One amazing story is better than fiction
October 13
04:45 2016

BY TERRI SCHLICHENMEYER 

FOR THE CHRONICLE

You’ve heard the stories.

Great-Grandpa made hooch in the basement during Prohibition. Grandma was arrested for protesting back in the ‘60s. Your great-grandma once chased a man off with a gun.

Scandalous then, maybe, but quaint family stories now. You cherish those rebel-rousing ancestors of yours – but in “My Grandfather Would Have Shot Me” by Jennifer Teege and Nikola Sellmair, some tales may lie buried.

At 38 years old, Jennifer Teege had everything she wanted: a degree, success, a husband, two healthy sons, and a bright future.

And then, while idly browsing in a nearby library, she says, “I found the book.”

Photos inside it seemed familiar – then recognizable. They were pictures of her birth mother and the grandmother Teege loved. And between the pictures was a story that was “the key to my family history, to my life”: the mother who gave Teege up for adoption was the child of one of Germany’s most notorious Nazis.

The grandmother who cared for Teege as a child was the mistress of Amon Goeth, commandant of Plaszów concentration camp.

Did her adoptive parents know the truth?  Teege had contact with her mother until she was 7 years old and she knew her father was Nigerian; why didn’t anyone say anything about the bigger secret of their lives?  And how could Teege ever reconcile the gentle grandma she loved with the woman who surely knew what was going on at the camp, but who chose to ignore it in favor of a life of comfort?

Though it felt like picking at a painful scab, Teege needed to know everything about her grandfather, a man she understood would have been outraged at her very existence. She toured his home near Plaszów, and visited sites of former concentration camps. She looked hard at old photos, and contacted her birth parents to find closure.

“I want to walk upright, to live a normal life,” she says. “There is no such thing as inherited guilt. Everybody has the right to their own life story.”

Think that’s impactful?

Just wait ….

Half of “My Grandfather Would Have Shot Me” is what you just learned – which is so powerful, so striking a tale that it’s impossible to tear yourself away.

Except there’s more.

Author Jennifer Teege tells about her experiences, her memories, and her heartbreaking repugnance for her ancestry, but journalist Nikola Sellmair acts as a sort of narrator, filling in the historical gaps among Teege’s tale. Sellmair’s part of this book puts Teege’s words into perspective, in short, and so we see modern personal anguish side-by-side with past brutality and horror. We read about warm-fuzzies, followed by breathtaking inhumanity and, in the juxtaposition of the two, we become just as baffled as is Teege about events that don’t make sense. Wow.

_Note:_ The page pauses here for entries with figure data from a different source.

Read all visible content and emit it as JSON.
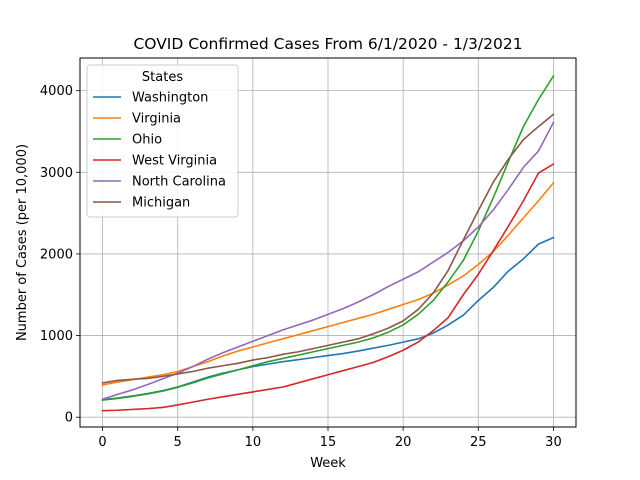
{
  "chart_data": {
    "type": "line",
    "title": "COVID Confirmed Cases From 6/1/2020 - 1/3/2021",
    "xlabel": "Week",
    "ylabel": "Number of Cases (per 10,000)",
    "xlim": [
      -1.5,
      31.5
    ],
    "ylim": [
      -120,
      4400
    ],
    "xticks": [
      0,
      5,
      10,
      15,
      20,
      25,
      30
    ],
    "yticks": [
      0,
      1000,
      2000,
      3000,
      4000
    ],
    "grid": true,
    "legend": {
      "title": "States",
      "placement": "upper-left"
    },
    "x": [
      0,
      1,
      2,
      3,
      4,
      5,
      6,
      7,
      8,
      9,
      10,
      11,
      12,
      13,
      14,
      15,
      16,
      17,
      18,
      19,
      20,
      21,
      22,
      23,
      24,
      25,
      26,
      27,
      28,
      29,
      30
    ],
    "series": [
      {
        "name": "Washington",
        "color": "#1f77b4",
        "values": [
          215,
          235,
          260,
          290,
          325,
          370,
          430,
          490,
          540,
          580,
          620,
          650,
          680,
          705,
          730,
          755,
          780,
          810,
          845,
          880,
          920,
          960,
          1030,
          1130,
          1250,
          1430,
          1590,
          1790,
          1940,
          2120,
          2200
        ]
      },
      {
        "name": "Virginia",
        "color": "#ff7f0e",
        "values": [
          395,
          430,
          460,
          490,
          520,
          560,
          620,
          680,
          750,
          810,
          860,
          910,
          960,
          1010,
          1060,
          1110,
          1160,
          1210,
          1260,
          1320,
          1380,
          1440,
          1520,
          1620,
          1730,
          1870,
          2030,
          2230,
          2440,
          2650,
          2870
        ]
      },
      {
        "name": "Ohio",
        "color": "#2ca02c",
        "values": [
          210,
          230,
          255,
          285,
          320,
          365,
          420,
          480,
          530,
          580,
          630,
          680,
          720,
          760,
          800,
          840,
          880,
          920,
          970,
          1040,
          1130,
          1260,
          1430,
          1660,
          1920,
          2280,
          2690,
          3130,
          3560,
          3890,
          4180
        ]
      },
      {
        "name": "West Virginia",
        "color": "#d62728",
        "values": [
          80,
          85,
          95,
          105,
          120,
          150,
          185,
          220,
          250,
          280,
          310,
          340,
          370,
          420,
          470,
          520,
          570,
          620,
          670,
          740,
          820,
          920,
          1060,
          1220,
          1500,
          1750,
          2040,
          2340,
          2650,
          2990,
          3100
        ]
      },
      {
        "name": "North Carolina",
        "color": "#9467bd",
        "values": [
          220,
          280,
          335,
          400,
          470,
          540,
          620,
          710,
          790,
          860,
          930,
          1000,
          1070,
          1130,
          1190,
          1260,
          1330,
          1410,
          1500,
          1600,
          1690,
          1780,
          1900,
          2020,
          2160,
          2330,
          2540,
          2790,
          3060,
          3260,
          3610
        ]
      },
      {
        "name": "Michigan",
        "color": "#8c564b",
        "values": [
          420,
          450,
          465,
          475,
          500,
          530,
          560,
          600,
          630,
          660,
          700,
          730,
          770,
          800,
          840,
          880,
          920,
          960,
          1020,
          1090,
          1180,
          1320,
          1520,
          1800,
          2170,
          2530,
          2880,
          3160,
          3400,
          3560,
          3710
        ]
      }
    ]
  }
}
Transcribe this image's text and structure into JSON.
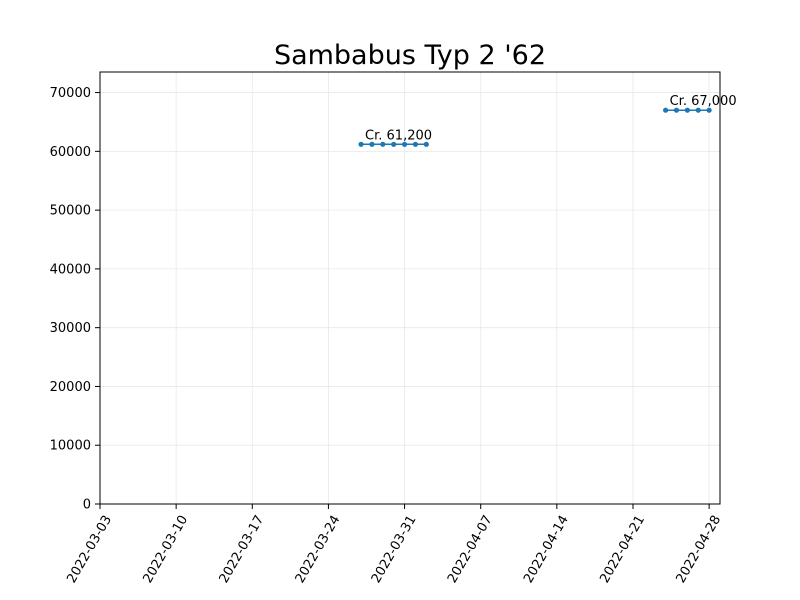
{
  "chart_data": {
    "type": "line",
    "title": "Sambabus Typ 2 '62",
    "xlabel": "",
    "ylabel": "",
    "xlim": [
      "2022-03-03",
      "2022-04-29"
    ],
    "ylim": [
      0,
      73500
    ],
    "grid": true,
    "x_ticks": [
      "2022-03-03",
      "2022-03-10",
      "2022-03-17",
      "2022-03-24",
      "2022-03-31",
      "2022-04-07",
      "2022-04-14",
      "2022-04-21",
      "2022-04-28"
    ],
    "y_ticks": [
      0,
      10000,
      20000,
      30000,
      40000,
      50000,
      60000,
      70000
    ],
    "series": [
      {
        "color": "#1f77b4",
        "segments": [
          {
            "points": [
              {
                "x": "2022-03-27",
                "y": 61200
              },
              {
                "x": "2022-03-28",
                "y": 61200
              },
              {
                "x": "2022-03-29",
                "y": 61200
              },
              {
                "x": "2022-03-30",
                "y": 61200
              },
              {
                "x": "2022-03-31",
                "y": 61200
              },
              {
                "x": "2022-04-01",
                "y": 61200
              },
              {
                "x": "2022-04-02",
                "y": 61200
              }
            ]
          },
          {
            "points": [
              {
                "x": "2022-04-24",
                "y": 67000
              },
              {
                "x": "2022-04-25",
                "y": 67000
              },
              {
                "x": "2022-04-26",
                "y": 67000
              },
              {
                "x": "2022-04-27",
                "y": 67000
              },
              {
                "x": "2022-04-28",
                "y": 67000
              }
            ]
          }
        ]
      }
    ],
    "annotations": [
      {
        "text": "Cr. 61,200",
        "x": "2022-03-27",
        "y": 61200
      },
      {
        "text": "Cr. 67,000",
        "x": "2022-04-24",
        "y": 67000
      }
    ]
  }
}
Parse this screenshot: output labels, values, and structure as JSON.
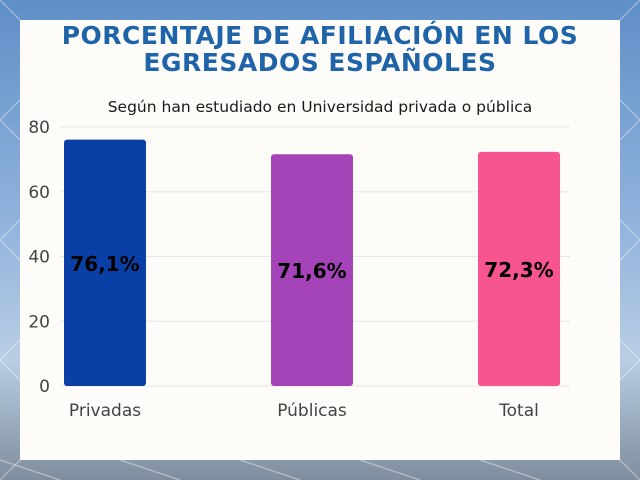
{
  "colors": {
    "title": "#1f64a8",
    "card_background": "#fdfcf8",
    "grid": "#e6e6e6"
  },
  "chart_data": {
    "type": "bar",
    "title": "PORCENTAJE DE AFILIACIÓN EN LOS EGRESADOS ESPAÑOLES",
    "subtitle": "Según han estudiado en Universidad privada o pública",
    "categories": [
      "Privadas",
      "Públicas",
      "Total"
    ],
    "values": [
      76.1,
      71.6,
      72.3
    ],
    "data_labels": [
      "76,1%",
      "71,6%",
      "72,3%"
    ],
    "bar_colors": [
      "#0a40a6",
      "#a444b8",
      "#f75590"
    ],
    "ylim": [
      0,
      80
    ],
    "yticks": [
      0,
      20,
      40,
      60,
      80
    ],
    "grid": true,
    "legend": "none"
  }
}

Without Sellmair’s half of this book, I think this would be just another biography; with her half, it’s just incredible for World War II scholars, students, and biographers. Now out in paperback, “My Grandfather Would Have Shot Me” is one amazing story.

Terri Schlichenmeyer has been reading since she was three years old and she never goes anywhere without a book.  She lives on a hill in Wisconsin with two dogs and 14,000 books.